A criticism of happiness

Don’t let the title of this piece fool you, it is not a criticism of criticism itself, but a reasoning for reasonable criticism.

Often in life we are faced with choices, sometimes we are forced to deal with the consequences of those choices. Some time ago, this nation decided, based upon a lie- something most bad choices are based upon -to no longer think critically about certain choices. The result of allowed a trickle has resulted in a steady stream and soon will bring down the whole dam. (I am going to attempt to speak as generally as possible because I want to attempt and address many issues at once because the same reasoning seems to apply to all of them.)

The truth has a cleansing effect: when situations are brought into the light of day, dealt with openly and honestly, reasonable people, I often hope there are an abundance of them, look at these issues and go in another direction. But I must define what I mean when I say “reasonable people”.
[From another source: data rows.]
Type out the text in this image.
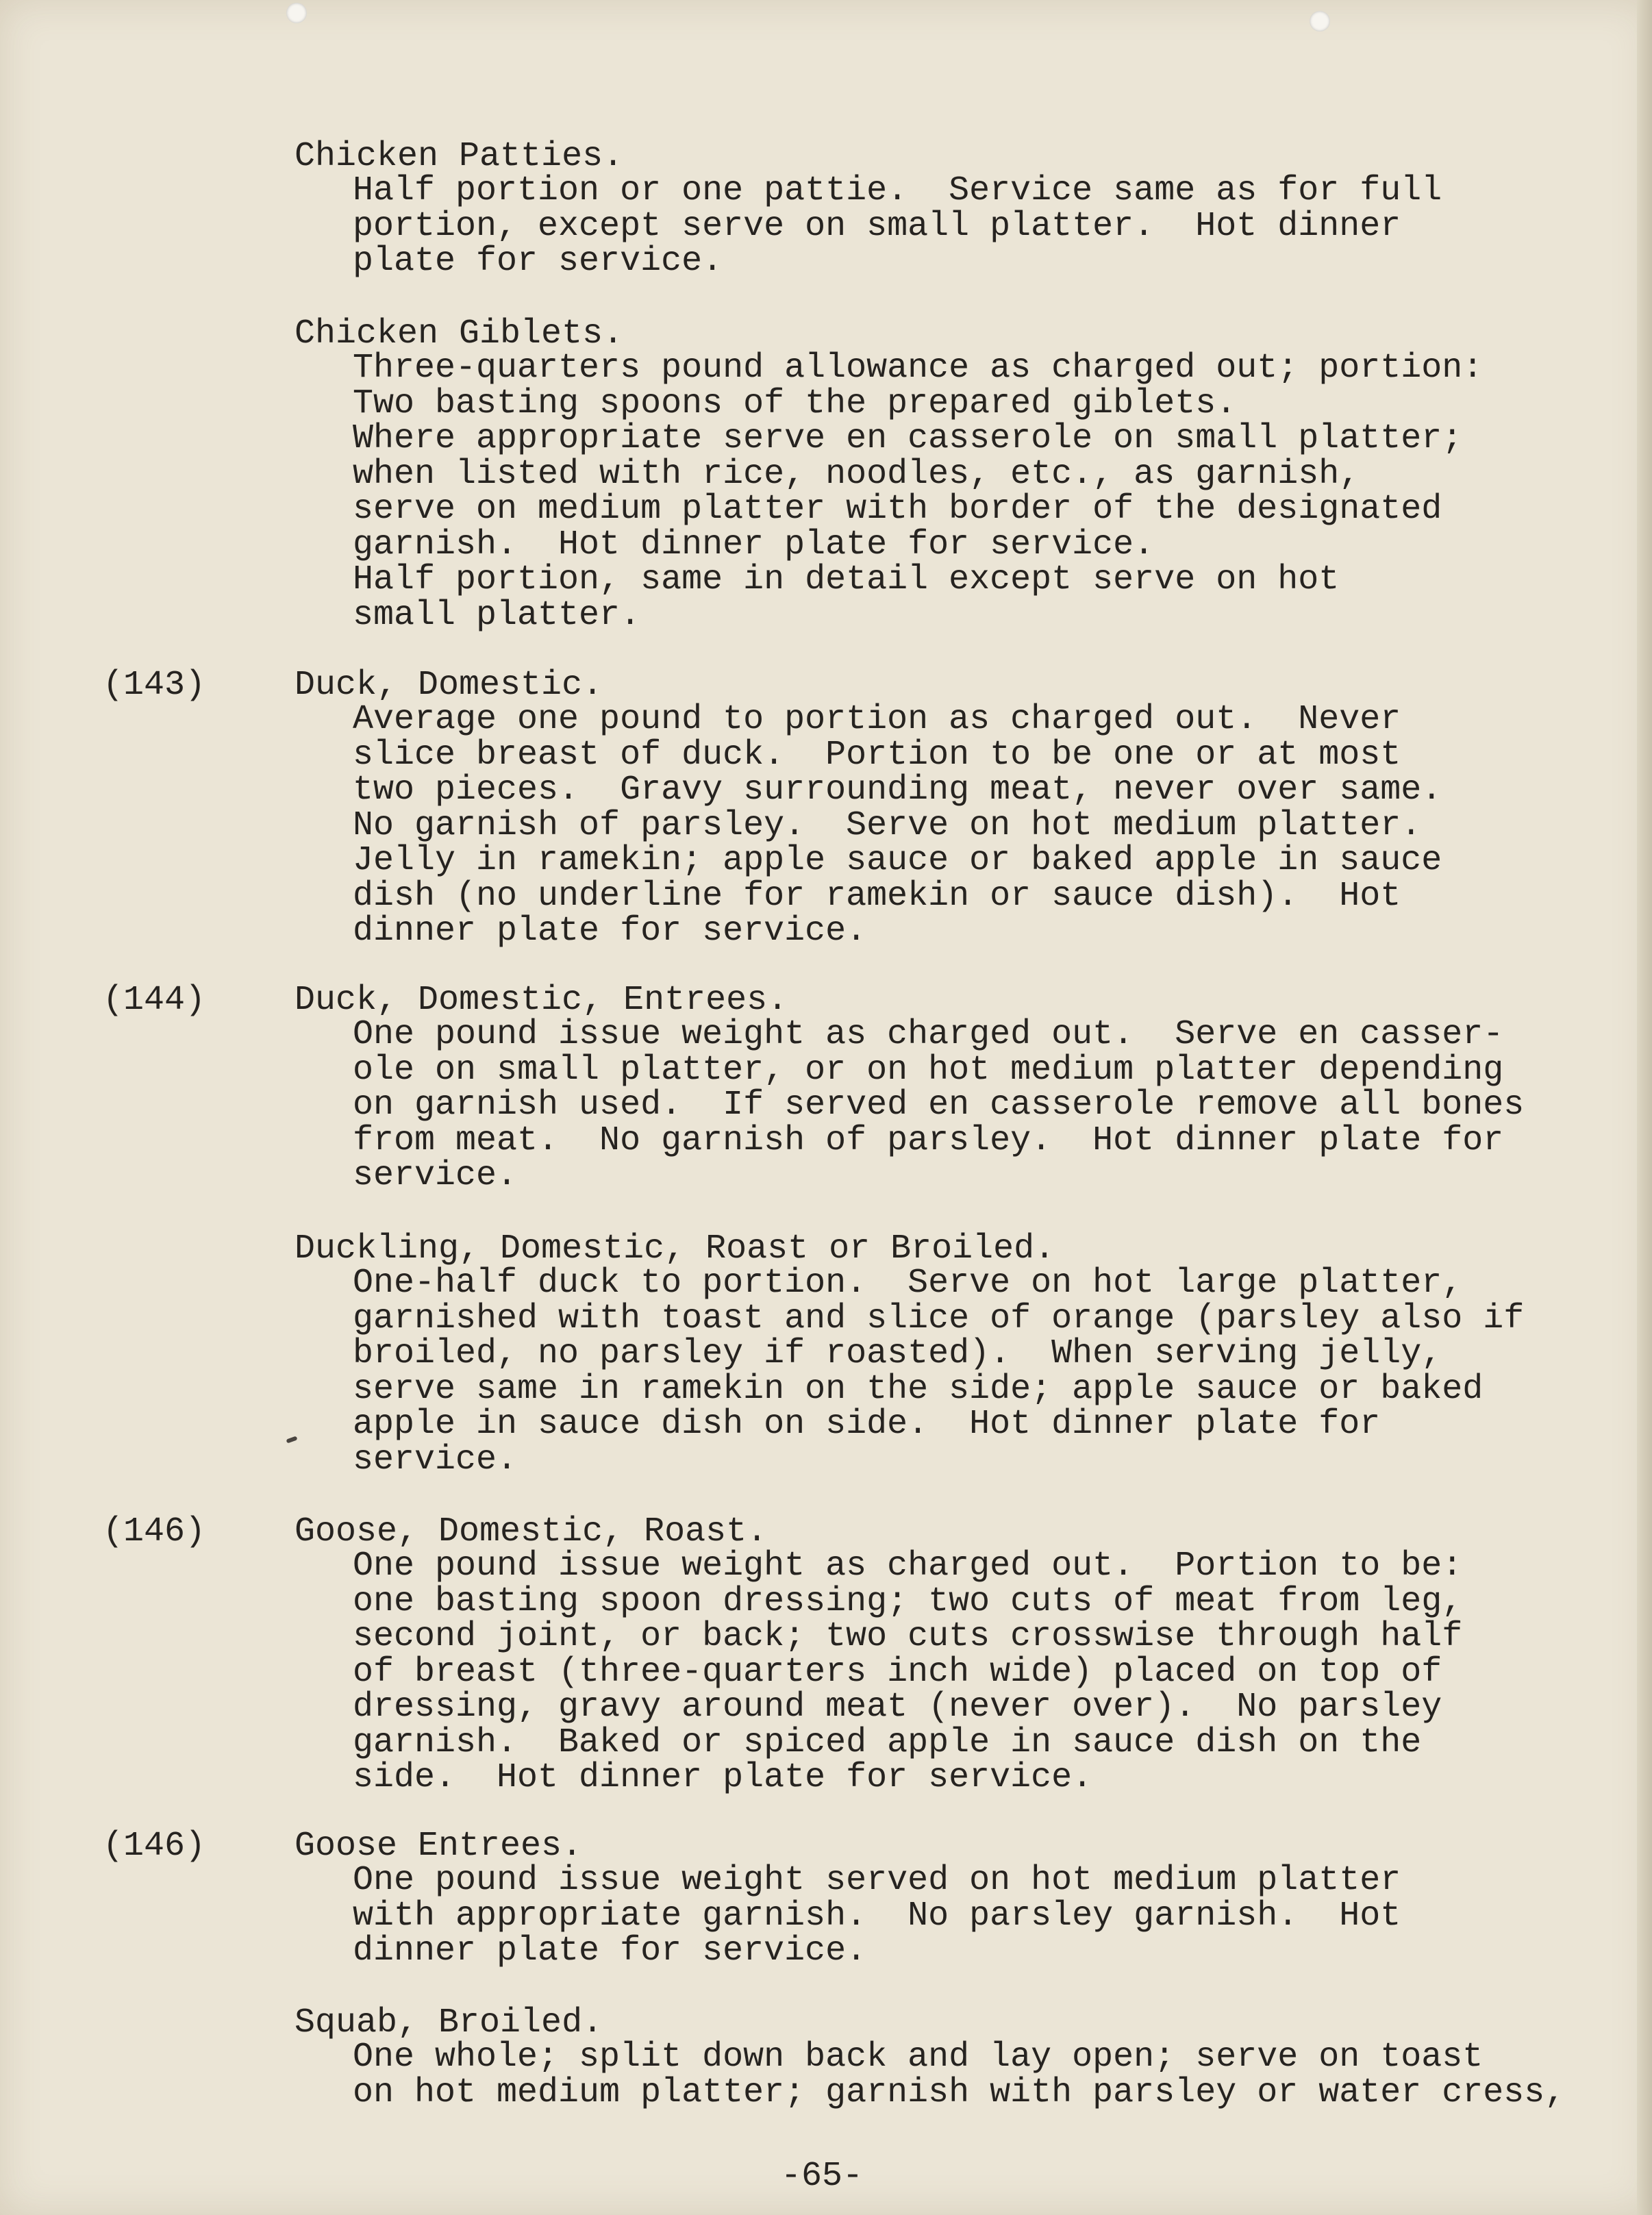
Chicken Patties.
Half portion or one pattie.  Service same as for full
portion, except serve on small platter.  Hot dinner
plate for service.
Chicken Giblets.
Three-quarters pound allowance as charged out; portion:
Two basting spoons of the prepared giblets.
Where appropriate serve en casserole on small platter;
when listed with rice, noodles, etc., as garnish,
serve on medium platter with border of the designated
garnish.  Hot dinner plate for service.
Half portion, same in detail except serve on hot
small platter.
(143)	Duck, Domestic.
Average one pound to portion as charged out.  Never
slice breast of duck.  Portion to be one or at most
two pieces.  Gravy surrounding meat, never over same.
No garnish of parsley.  Serve on hot medium platter.
Jelly in ramekin; apple sauce or baked apple in sauce
dish (no underline for ramekin or sauce dish).  Hot
dinner plate for service.
(144)	Duck, Domestic, Entrees.
One pound issue weight as charged out.  Serve en casser-
ole on small platter, or on hot medium platter depending
on garnish used.  If served en casserole remove all bones
from meat.  No garnish of parsley.  Hot dinner plate for
service.
Duckling, Domestic, Roast or Broiled.
One-half duck to portion.  Serve on hot large platter,
garnished with toast and slice of orange (parsley also if
broiled, no parsley if roasted).  When serving jelly,
serve same in ramekin on the side; apple sauce or baked
apple in sauce dish on side.  Hot dinner plate for
service.
(146)	Goose, Domestic, Roast.
One pound issue weight as charged out.  Portion to be:
one basting spoon dressing; two cuts of meat from leg,
second joint, or back; two cuts crosswise through half
of breast (three-quarters inch wide) placed on top of
dressing, gravy around meat (never over).  No parsley
garnish.  Baked or spiced apple in sauce dish on the
side.  Hot dinner plate for service.
(146)	Goose Entrees.
One pound issue weight served on hot medium platter
with appropriate garnish.  No parsley garnish.  Hot
dinner plate for service.
Squab, Broiled.
One whole; split down back and lay open; serve on toast
on hot medium platter; garnish with parsley or water cress,
-65-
A reasonable person is most correctly defined as a resolutely compassionate person, they suffer in their considerations hoping to make a correct resolution. A reasonable person IS NOT a sentimental person, not hung on the nail of momentary emotions which change with the wind. So many people today are sentimental, they desire to feel good or to feel free, but in doing so they often end in places where they often feel worse than before or more enslaved than before, because they followed their feelings more than acute reason.
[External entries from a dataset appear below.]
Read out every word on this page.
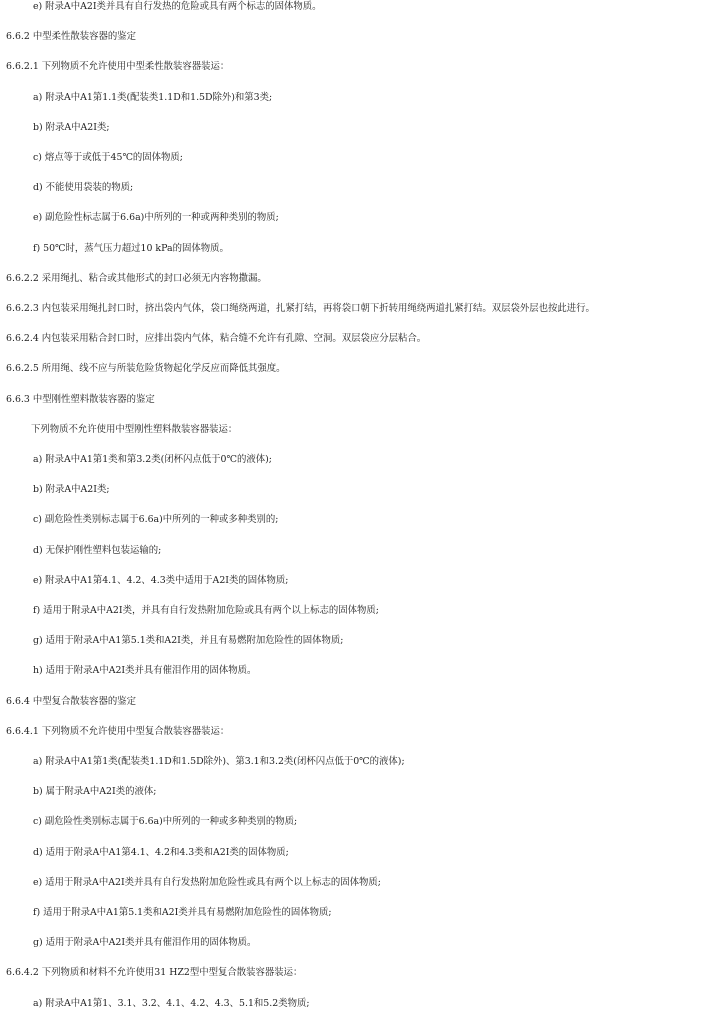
e) 附录A中A2Ⅰ类并具有自行发热的危险或具有两个标志的固体物质。
6.6.2 中型柔性散装容器的鉴定
6.6.2.1 下列物质不允许使用中型柔性散装容器装运：
a) 附录A中A1第1.1类(配装类1.1D和1.5D除外)和第3类;
b) 附录A中A2Ⅰ类;
c) 熔点等于或低于45℃的固体物质;
d) 不能使用袋装的物质;
e) 副危险性标志属于6.6a)中所列的一种或两种类别的物质;
f) 50℃时，蒸气压力超过10 kPa的固体物质。
6.6.2.2 采用绳扎、粘合或其他形式的封口必须无内容物撒漏。
6.6.2.3 内包装采用绳扎封口时，挤出袋内气体，袋口绳绕两道，扎紧打结，再将袋口朝下折转用绳绕两道扎紧打结。双层袋外层也按此进行。
6.6.2.4 内包装采用粘合封口时，应排出袋内气体，粘合缝不允许有孔隙、空洞。双层袋应分层粘合。
6.6.2.5 所用绳、线不应与所装危险货物起化学反应而降低其强度。
6.6.3 中型刚性塑料散装容器的鉴定
下列物质不允许使用中型刚性塑料散装容器装运：
a) 附录A中A1第1类和第3.2类(闭杯闪点低于0℃的液体);
b) 附录A中A2Ⅰ类;
c) 副危险性类别标志属于6.6a)中所列的一种或多种类别的;
d) 无保护刚性塑料包装运输的;
e) 附录A中A1第4.1、4.2、4.3类中适用于A2Ⅰ类的固体物质;
f) 适用于附录A中A2Ⅰ类，并具有自行发热附加危险或具有两个以上标志的固体物质;
g) 适用于附录A中A1第5.1类和A2Ⅰ类，并且有易燃附加危险性的固体物质;
h) 适用于附录A中A2Ⅰ类并具有催泪作用的固体物质。
6.6.4 中型复合散装容器的鉴定
6.6.4.1 下列物质不允许使用中型复合散装容器装运：
a) 附录A中A1第1类(配装类1.1D和1.5D除外)、第3.1和3.2类(闭杯闪点低于0℃的液体);
b) 属于附录A中A2Ⅰ类的液体;
c) 副危险性类别标志属于6.6a)中所列的一种或多种类别的物质;
d) 适用于附录A中A1第4.1、4.2和4.3类和A2Ⅰ类的固体物质;
e) 适用于附录A中A2Ⅰ类并具有自行发热附加危险性或具有两个以上标志的固体物质;
f) 适用于附录A中A1第5.1类和A2Ⅰ类并具有易燃附加危险性的固体物质;
g) 适用于附录A中A2Ⅰ类并具有催泪作用的固体物质。
6.6.4.2 下列物质和材料不允许使用31 HZ2型中型复合散装容器装运：
a) 附录A中A1第1、3.1、3.2、4.1、4.2、4.3、5.1和5.2类物质;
Often the appeal made by the sentimental to those who would rather be governed by wisdom is one of ease, “Wouldn’t it be easier if…” and they insert a predilection accompanied by emotional appeal such as happiness, to which they add, “isn’t that reasonable?” That makes a fatal assumption that “happiness” is somehow the end and whatever means to achieve it are justifiable in life. It fails to address the fact that such a thing is defined differently by every person, unless they reach some consensus, or have a different goal presented that drives them. Reasonable people search diligently for that objective and certain goal, and after finding it try desperately to convince others of it.